In support of the argument that the ALJ properly addressed Plaintiff's subjective complaints, the Commissioner contends that Plaintiff's activities of daily living were not consistent with her subjective pain complaints. (Joint Stip. at 12.) Although the ALJ did note that Plaintiff is able to perform certain activities, such as knitting, light housecleaning, and some grocery shopping, the ALJ did not specifically cite Plaintiff's activities of daily living as a reason for rejecting Plaintiff's subjective complaints. (AR at 23.) Nor did he cite the medical record as a basis for the credibility determination. Even if these were valid reasons for discounting Plaintiff's credibility, it would be error for this Court to affirm the ALJ's decision based upon reasons that the ALJ did not provide. Connett v. Barnhart, 340 F.3d 871, 874 (9th Cir. 2003).

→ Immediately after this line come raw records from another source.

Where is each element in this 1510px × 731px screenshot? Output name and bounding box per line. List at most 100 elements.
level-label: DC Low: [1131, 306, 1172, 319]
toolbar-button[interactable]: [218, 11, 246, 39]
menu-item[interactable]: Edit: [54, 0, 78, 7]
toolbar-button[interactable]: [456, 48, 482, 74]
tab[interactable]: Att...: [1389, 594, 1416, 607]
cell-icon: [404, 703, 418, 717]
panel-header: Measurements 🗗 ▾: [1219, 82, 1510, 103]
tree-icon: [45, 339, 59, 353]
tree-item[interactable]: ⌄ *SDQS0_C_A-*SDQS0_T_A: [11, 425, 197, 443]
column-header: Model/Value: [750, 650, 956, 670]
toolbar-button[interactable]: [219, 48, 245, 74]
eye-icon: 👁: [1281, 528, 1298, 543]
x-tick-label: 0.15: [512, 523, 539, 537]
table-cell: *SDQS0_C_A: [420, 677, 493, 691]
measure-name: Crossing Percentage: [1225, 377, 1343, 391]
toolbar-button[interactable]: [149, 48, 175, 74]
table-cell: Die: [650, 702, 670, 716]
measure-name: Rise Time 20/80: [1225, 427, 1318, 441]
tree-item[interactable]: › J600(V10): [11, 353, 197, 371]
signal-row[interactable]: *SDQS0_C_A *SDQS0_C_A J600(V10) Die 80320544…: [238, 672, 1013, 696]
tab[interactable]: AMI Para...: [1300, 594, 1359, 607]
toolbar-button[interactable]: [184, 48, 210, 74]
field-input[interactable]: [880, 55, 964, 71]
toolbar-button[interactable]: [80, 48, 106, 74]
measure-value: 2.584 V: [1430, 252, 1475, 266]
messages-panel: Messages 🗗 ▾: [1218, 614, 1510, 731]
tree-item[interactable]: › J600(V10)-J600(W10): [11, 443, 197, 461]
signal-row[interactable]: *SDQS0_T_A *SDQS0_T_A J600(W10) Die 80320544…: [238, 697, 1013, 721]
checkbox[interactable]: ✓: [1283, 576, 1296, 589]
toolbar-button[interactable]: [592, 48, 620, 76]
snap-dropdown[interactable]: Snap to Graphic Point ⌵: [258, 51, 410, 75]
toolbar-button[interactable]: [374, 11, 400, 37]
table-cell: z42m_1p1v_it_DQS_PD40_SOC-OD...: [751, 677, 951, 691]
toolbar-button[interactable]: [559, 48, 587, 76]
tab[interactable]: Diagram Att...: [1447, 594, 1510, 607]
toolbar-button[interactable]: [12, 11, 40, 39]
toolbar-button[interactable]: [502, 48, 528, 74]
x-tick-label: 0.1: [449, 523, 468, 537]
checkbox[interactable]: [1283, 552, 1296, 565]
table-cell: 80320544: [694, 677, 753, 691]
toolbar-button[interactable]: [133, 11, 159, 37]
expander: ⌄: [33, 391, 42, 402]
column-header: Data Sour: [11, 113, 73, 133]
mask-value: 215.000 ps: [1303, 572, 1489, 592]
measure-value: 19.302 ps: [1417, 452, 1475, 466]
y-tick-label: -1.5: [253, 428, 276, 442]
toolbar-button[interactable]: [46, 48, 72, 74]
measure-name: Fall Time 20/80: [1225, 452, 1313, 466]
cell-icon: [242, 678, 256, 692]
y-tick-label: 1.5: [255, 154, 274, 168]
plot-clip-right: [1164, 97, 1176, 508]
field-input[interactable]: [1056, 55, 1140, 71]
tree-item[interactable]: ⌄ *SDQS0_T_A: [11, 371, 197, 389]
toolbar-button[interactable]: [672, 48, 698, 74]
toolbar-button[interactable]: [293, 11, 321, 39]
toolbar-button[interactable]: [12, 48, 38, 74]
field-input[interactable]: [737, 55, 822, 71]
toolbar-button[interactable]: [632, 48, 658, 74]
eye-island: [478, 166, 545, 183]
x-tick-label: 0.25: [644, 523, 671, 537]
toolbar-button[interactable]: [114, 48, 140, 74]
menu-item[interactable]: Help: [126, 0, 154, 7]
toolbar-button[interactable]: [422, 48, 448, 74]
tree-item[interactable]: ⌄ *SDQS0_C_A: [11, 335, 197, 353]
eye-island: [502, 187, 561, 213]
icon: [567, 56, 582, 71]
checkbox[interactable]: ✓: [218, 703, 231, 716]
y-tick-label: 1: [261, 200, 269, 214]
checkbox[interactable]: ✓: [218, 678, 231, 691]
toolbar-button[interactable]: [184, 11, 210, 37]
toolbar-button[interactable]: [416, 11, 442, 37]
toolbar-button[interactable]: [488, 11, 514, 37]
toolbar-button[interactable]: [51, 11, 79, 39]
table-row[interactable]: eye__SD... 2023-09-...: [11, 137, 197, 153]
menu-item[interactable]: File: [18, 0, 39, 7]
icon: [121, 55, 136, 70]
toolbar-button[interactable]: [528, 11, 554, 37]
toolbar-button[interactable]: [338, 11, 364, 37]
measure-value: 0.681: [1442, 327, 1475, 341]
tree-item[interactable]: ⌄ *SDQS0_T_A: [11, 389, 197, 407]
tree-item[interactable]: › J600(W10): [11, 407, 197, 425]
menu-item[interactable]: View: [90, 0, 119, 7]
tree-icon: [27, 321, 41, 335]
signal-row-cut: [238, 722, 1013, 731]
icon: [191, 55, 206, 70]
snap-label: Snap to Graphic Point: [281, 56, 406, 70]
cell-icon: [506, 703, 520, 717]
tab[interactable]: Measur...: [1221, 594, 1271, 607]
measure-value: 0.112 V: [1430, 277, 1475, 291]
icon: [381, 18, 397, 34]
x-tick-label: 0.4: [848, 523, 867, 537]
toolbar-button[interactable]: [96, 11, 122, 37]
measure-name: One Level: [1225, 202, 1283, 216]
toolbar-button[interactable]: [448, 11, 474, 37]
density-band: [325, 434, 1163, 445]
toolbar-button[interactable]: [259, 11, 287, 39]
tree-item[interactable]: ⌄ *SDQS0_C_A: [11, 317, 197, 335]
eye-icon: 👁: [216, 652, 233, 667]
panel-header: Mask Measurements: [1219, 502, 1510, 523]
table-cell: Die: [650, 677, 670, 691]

In sum, the reasons given by the ALJ for rejecting Plaintiff's testimony were not supported by substantial evidence in the record and were therefore insufficient to reject her testimony regarding her symptoms and related limitations.

IV. Conclusion

The decision whether to remand for further proceedings is within this Court's discretion. Harman v. Apfel, 211 F.3d 1172, 1175-78 (9th Cir. 2000). Where no useful purpose would be served by further administrative proceedings, or where the record has been fully developed, it is appropriate to exercise this discretion to direct an immediate award of benefits. Id. at 1179 ("[T]he decision of whether to remand for further proceedings turns upon the likely utility of such proceedings."); Benecke v. Barnhart, 379 F.3d 587, 593 (9th Cir. 2004). However, where there are outstanding issues that must be resolved before a determination of disability can be made, and it is not clear from the record that the ALJ would be required to find the claimant disabled if all the evidence were properly evaluated, remand is appropriate. Bunnell v. Barnhart, 336 F.3d 1112, 1115-16 (9th Cir. 2003); see also Connett, 340 F.3d at 876 (remanding case for reconsideration of credibility determination).

Here, the ALJ's credibility determination was not legally sufficient nor supported by substantial evidence. Accordingly, the case is remanded for further proceedings consistent with this opinion and order.